Вместе с повелением о выдаче означенных денег, Государь прислал к Клейнмихелю Наследника, в день рождения Его Высочества, 17 апреля, для выражения сожаления, что он так долго не видит Клейнмихеля, и письмо, в котором называл его старым другом и взваливал причину размолвки между ними на подчиненных Клейнмихеля, опутавших его своими неправильными докладами. К письму была приложена записка для прочтения в совете Главного управления; вместе с тем Государь приказал оконченному по претензиям Вонлярлярского делу не давать более никаких последствий; {содержание означенной записки будет мною приведено ниже}. Клейнмихель рассказал все это Языкову и хвастался, что члены Совета и приглашенные в него лица по делу Вонлярлярского обязаны только Клейнмихелю тем, что отделались выговором, изложенным в означенной записке, а не подверглись более строгому взысканию. Из этого можно судить о нахальстве Клейнмихеля, бывшего главной причиной всей путаницы в этом деле. {Это мне напоминает другую личность, которую я подробно описал во II главе «Моих воспоминаний», П. Ф. Четверикова.} Претензии Вонлярлярского по устройству шоссе относились наиболее к тому времени, когда начальником Могилевского округа путей сообщения был Четвериков, переведенный впоследствии в Киев, а потому он неоднократно вызывался в Совет для объяснений при разборе претензий Вонлярлярского; но так как Четвериков никогда не торопился исполнением приказаний начальства, то он приехал в Петербург четыре месяца спустя после того, что он был требован, и когда дело Вонлярлярского было совершенно окончено. Встретясь со мною в Петербурге, он сказал мне:
– Видите, как хорошо, что я не приехал сейчас, как меня требовали, а то бы получил неприятный Высочайший выговор, какой получили все члены Совета и лица, приглашенные в него по делу Вонлярлярского.
Между тем, все дело могло возникнуть только от путаницы, с которой оно велось в бытность Четверикова начальником Могилевского округа путей сообщения.
На другой день по получении Клейнмихелем от Государя вышеупомянутой записки, она была прочтена в совете Главного управления путей сообщения, и в тот же день Государь посылал спросить Клейнмихеля, прочтена ли означенная записка в совете. Клейнмихель отвечал, что записка прочтена в общем присутствии Совета, в котором отсутствовали член Совета генерал-майор Эспехо{459}
, по болезни, и приглашенные в Совет лица, полковники Серебряков и барон Дельвиг, находящиеся в командировке. Серебряков в это время провожал по шоссе Императрицу, ехавшую за границу.

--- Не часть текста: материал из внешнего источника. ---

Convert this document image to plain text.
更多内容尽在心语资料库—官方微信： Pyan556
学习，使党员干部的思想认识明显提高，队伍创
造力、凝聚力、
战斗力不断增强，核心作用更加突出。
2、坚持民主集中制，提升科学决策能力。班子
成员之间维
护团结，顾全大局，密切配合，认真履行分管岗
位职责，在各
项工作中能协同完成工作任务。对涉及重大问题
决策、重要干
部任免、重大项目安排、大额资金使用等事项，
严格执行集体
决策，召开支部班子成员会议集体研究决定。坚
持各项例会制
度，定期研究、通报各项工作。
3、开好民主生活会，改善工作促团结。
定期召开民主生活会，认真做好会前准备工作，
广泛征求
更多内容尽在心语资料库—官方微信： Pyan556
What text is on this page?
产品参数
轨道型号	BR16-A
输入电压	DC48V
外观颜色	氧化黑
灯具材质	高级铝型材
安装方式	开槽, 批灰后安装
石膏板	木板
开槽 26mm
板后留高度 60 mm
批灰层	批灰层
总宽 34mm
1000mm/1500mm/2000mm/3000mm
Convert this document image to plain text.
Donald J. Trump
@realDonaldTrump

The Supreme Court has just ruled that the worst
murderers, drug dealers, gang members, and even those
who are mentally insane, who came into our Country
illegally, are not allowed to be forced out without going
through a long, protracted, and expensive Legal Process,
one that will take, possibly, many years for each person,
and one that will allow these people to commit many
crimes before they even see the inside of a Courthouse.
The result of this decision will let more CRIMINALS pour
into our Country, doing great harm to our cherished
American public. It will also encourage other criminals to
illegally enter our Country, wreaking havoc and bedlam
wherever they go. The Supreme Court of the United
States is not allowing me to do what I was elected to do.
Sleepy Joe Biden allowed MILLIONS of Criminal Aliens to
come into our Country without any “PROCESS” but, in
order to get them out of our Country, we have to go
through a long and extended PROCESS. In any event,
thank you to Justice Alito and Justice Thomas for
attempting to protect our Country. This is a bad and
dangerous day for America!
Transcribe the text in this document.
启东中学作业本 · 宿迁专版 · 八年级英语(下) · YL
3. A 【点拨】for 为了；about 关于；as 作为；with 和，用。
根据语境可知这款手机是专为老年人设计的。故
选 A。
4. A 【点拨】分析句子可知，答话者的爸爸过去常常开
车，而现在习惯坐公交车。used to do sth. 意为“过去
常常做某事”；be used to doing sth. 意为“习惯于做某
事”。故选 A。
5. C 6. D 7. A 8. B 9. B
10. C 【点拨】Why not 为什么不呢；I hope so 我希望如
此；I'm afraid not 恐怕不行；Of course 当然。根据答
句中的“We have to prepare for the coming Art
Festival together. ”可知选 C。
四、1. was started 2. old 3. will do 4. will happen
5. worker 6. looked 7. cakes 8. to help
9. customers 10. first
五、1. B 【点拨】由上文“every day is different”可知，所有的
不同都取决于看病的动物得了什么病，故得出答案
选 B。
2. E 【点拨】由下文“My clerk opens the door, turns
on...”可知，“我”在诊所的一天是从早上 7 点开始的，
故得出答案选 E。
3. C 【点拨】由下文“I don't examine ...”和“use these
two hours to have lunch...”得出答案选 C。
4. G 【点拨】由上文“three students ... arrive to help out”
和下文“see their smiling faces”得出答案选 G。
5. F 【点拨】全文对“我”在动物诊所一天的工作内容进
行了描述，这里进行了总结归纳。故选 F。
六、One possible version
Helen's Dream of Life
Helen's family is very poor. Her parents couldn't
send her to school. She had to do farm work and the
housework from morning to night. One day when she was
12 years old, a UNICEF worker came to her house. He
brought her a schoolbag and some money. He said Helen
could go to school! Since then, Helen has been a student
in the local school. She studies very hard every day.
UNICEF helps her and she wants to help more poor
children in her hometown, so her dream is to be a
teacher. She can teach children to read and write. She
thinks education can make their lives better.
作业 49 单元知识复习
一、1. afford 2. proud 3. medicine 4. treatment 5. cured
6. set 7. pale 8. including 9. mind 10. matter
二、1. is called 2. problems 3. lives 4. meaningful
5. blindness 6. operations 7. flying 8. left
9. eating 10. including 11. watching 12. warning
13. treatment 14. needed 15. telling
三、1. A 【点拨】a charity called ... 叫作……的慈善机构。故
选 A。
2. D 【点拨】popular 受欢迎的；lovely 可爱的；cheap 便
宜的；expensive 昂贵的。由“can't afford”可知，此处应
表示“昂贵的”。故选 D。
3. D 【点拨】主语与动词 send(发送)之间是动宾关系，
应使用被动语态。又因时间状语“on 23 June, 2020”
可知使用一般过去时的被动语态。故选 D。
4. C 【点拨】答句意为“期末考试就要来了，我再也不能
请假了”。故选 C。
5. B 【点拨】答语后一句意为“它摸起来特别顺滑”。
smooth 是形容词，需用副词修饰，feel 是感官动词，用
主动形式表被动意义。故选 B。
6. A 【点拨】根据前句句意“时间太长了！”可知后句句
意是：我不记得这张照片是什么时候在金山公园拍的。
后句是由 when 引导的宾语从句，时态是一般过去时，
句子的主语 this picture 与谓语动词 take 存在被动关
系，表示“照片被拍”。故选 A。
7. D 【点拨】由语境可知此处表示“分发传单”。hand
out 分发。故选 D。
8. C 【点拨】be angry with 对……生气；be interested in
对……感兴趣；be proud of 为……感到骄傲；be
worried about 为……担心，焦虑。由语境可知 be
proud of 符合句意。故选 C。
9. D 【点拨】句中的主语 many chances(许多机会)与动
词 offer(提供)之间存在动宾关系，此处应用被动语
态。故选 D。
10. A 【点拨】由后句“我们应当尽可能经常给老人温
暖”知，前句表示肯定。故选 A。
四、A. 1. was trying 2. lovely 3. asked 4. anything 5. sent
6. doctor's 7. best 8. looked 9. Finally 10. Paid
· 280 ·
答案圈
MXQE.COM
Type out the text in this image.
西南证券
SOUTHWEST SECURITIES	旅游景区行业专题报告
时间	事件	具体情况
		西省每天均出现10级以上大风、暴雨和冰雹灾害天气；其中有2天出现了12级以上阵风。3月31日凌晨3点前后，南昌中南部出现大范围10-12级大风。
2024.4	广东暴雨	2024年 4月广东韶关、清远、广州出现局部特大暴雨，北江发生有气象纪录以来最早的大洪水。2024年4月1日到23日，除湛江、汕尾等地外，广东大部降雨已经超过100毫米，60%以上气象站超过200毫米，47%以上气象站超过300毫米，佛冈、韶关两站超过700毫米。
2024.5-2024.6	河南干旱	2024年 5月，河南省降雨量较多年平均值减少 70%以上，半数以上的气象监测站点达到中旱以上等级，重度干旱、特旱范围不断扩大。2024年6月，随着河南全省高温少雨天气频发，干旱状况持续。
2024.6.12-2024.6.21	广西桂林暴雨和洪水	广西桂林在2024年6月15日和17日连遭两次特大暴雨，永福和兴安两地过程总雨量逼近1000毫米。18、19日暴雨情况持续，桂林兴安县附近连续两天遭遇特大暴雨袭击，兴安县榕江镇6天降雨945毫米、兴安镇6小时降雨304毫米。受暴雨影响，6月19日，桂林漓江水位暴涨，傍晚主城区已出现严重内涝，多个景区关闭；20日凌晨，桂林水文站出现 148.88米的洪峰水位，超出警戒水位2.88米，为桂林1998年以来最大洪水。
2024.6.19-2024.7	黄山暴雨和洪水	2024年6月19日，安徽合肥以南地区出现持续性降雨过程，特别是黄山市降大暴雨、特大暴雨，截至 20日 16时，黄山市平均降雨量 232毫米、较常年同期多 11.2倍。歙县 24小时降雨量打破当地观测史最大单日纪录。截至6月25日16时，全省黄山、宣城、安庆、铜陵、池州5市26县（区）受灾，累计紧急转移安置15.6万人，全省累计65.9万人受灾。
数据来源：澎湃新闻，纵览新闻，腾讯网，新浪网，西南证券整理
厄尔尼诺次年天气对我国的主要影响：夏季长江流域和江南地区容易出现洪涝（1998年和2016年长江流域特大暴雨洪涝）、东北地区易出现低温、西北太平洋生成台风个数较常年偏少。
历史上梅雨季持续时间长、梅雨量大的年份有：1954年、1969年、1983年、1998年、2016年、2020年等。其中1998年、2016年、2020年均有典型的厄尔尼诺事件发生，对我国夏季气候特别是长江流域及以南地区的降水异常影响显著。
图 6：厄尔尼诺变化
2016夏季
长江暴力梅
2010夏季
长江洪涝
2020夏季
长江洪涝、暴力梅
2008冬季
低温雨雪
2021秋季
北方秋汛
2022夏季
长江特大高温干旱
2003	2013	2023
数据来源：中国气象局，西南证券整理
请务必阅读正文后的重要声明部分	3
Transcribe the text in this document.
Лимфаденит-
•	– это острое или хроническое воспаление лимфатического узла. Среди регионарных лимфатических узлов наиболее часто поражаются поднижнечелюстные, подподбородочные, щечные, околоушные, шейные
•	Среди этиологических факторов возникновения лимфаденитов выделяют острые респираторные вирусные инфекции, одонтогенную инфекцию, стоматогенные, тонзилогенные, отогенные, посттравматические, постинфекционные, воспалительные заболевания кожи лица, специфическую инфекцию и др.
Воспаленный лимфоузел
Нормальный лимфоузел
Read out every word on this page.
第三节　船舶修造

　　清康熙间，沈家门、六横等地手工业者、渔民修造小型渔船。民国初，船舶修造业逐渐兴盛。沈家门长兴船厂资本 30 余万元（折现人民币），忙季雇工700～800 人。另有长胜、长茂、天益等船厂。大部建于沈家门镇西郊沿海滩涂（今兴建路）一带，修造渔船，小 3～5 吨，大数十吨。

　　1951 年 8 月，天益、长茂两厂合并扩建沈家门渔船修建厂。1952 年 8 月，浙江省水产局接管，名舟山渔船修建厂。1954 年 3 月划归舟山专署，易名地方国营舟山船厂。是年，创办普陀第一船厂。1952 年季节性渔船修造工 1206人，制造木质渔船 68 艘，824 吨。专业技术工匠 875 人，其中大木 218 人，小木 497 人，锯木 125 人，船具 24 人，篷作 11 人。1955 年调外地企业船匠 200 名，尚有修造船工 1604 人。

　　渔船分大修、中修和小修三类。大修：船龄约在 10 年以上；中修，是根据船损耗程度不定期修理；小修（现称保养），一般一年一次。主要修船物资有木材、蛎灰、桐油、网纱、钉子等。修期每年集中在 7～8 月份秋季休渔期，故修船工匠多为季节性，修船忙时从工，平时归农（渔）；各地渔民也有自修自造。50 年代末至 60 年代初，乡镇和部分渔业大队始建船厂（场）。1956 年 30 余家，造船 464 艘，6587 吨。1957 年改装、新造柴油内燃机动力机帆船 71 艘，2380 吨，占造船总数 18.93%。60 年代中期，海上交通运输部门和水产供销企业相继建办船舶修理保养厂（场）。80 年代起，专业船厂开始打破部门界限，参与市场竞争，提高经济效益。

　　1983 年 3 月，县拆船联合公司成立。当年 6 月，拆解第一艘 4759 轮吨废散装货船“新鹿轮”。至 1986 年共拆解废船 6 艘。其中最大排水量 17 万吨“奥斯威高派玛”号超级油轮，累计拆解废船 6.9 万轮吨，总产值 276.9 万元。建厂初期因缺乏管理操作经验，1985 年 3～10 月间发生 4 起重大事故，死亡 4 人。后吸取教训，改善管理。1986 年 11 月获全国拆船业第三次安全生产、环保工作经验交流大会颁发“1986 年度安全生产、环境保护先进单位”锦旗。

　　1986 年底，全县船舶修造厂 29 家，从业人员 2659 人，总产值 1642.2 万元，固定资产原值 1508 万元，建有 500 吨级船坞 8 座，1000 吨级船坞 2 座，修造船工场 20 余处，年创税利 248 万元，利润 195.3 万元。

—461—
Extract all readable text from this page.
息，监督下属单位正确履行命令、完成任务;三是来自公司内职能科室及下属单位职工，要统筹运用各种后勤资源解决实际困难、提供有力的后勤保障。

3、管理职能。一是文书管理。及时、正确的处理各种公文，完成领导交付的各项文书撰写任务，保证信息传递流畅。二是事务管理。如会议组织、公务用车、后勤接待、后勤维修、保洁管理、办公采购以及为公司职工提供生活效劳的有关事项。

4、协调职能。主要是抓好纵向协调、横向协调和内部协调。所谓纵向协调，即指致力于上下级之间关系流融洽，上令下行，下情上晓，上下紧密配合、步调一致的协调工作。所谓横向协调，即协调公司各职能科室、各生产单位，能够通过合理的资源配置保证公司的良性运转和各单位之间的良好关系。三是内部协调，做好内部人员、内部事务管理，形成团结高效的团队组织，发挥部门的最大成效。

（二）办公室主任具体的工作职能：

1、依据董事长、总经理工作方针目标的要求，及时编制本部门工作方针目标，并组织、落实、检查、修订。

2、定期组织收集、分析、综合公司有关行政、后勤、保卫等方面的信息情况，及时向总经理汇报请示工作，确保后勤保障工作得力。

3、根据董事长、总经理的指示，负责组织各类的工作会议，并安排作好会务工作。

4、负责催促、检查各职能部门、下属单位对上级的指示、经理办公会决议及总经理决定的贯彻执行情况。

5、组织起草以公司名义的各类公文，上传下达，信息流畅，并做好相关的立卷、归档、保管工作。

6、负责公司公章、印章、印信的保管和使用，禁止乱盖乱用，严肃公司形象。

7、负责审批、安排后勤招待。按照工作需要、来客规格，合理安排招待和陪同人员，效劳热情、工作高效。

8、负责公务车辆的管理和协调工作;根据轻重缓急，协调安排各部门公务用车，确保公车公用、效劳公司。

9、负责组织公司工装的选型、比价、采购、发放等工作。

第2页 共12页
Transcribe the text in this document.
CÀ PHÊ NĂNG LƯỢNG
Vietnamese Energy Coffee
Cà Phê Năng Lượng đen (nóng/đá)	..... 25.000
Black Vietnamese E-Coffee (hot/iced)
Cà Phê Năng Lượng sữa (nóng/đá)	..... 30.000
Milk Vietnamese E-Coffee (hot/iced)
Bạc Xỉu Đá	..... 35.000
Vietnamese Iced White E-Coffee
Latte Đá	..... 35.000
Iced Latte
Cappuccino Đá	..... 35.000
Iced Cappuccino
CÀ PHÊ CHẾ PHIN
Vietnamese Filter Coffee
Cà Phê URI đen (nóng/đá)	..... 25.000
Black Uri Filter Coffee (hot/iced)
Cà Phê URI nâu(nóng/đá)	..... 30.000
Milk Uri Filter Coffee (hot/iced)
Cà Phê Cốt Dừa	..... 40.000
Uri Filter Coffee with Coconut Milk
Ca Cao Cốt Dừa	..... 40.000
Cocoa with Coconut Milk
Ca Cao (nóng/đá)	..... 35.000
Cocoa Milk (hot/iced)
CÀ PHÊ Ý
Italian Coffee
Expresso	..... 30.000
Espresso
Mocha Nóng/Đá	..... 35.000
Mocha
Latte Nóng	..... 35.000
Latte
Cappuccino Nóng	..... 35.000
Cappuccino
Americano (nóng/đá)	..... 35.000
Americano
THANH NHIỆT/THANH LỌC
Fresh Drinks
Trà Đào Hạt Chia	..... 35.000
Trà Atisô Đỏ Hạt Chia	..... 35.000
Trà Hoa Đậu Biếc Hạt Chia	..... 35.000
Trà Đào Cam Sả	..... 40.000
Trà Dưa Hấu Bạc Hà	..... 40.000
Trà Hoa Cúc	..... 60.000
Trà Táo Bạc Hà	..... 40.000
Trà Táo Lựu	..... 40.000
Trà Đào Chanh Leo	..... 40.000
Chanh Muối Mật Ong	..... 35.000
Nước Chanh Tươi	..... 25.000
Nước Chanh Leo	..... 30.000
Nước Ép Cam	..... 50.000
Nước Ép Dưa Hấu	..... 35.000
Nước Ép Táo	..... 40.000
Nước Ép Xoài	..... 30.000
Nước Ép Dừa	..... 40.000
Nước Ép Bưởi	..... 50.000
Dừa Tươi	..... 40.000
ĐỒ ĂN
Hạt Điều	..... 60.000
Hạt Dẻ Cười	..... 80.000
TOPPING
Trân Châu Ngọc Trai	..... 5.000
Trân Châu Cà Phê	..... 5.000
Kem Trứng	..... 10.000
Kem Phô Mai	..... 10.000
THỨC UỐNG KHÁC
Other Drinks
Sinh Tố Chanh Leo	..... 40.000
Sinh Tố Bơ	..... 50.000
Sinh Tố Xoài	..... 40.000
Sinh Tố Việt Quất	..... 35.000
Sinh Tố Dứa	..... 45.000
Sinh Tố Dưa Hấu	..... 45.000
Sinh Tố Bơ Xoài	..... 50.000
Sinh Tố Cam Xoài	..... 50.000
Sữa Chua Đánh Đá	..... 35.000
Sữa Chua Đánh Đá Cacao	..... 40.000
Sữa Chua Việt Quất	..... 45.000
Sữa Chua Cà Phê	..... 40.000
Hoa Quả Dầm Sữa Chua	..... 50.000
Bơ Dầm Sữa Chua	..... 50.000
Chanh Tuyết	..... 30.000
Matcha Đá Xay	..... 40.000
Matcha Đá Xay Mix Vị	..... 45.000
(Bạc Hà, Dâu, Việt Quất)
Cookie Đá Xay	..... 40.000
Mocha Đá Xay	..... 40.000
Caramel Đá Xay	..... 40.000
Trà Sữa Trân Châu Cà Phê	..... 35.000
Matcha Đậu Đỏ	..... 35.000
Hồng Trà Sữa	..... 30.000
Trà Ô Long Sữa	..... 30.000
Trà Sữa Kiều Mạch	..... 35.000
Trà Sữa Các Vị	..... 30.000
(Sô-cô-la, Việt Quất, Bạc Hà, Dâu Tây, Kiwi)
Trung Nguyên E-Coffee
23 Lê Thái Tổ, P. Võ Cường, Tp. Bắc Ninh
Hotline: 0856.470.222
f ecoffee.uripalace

Государь на донесение Клейнмихеля написал резолюцию:По выздоровлении Эспехо и по возвращении из командировок Серебрякова и Дельвига вышеупомянутую записку прочесть снова в присутствии Совета и лиц, приглашенных в него по делу Вонлярлярского.
Вскоре по возвращении моем в Петербург, курьер Совета Главного управления путей сообщения привез мне конверт; так как конверты из Совета большей частью заключали в себе повестки о прибытии в совет, а кучер мой, по отдаленности помещения Совета в бывшем тогда казенном доме у Аларчина моста, не любил этих поездок, то и спросил курьера, заключается ли в конверте повестка о приезде в Совет и когда именно. Курьер отвечал, что зовут на следующий понедельник для того, чтобы мне объявить выговор. Этот ответ очень возмутил моего кучера, который отвечал, что барину не за что объявлять выговоров, и немедля, сильно расстроенный, передал мне весь этот разговор. Надо сказать, что были приняты особые меры, чтобы этот выговор не сделался известным, и оба раза перед его объявлением в Совете было напоминаемо его членам и лицам, приглашенным в Совет по делу Вонлярлярского, что о сделании выговора не должно быть известно за стенами залы Совета. Когда собрались в Совете все лица, уже <раз> слышавшие присланную Государем записку по делу Вонлярлярского, а также Эспехо, Серебряков и я, – председательствующий в Совете, Дестрем, приказал правителю дел Совета прочитать упомянутую записку, изложенную весьма резко. Очень сожалею, что я не снял с нее копии и потому не могу привести ее буквально. Смысл же ее состоял в том, что Государю было крайне неприятно, что Совет Главного управления путей сообщения при рассмотрении дела Вонлярлярского со злым умыслом не только не обращал внимания на заключавшиеся в делах Главного управления документы, которые служили к подтверждению правильности претензий Вонлярлярского, но перетолковывал многие из них ко вреду последнего и с этой целью даже выставил такие обстоятельства, которые в означенных делах вовсе не заключаются; за это Государь делает выговор всем членам Совета и лицам, приглашенным в оный по делу Вонлярлярского.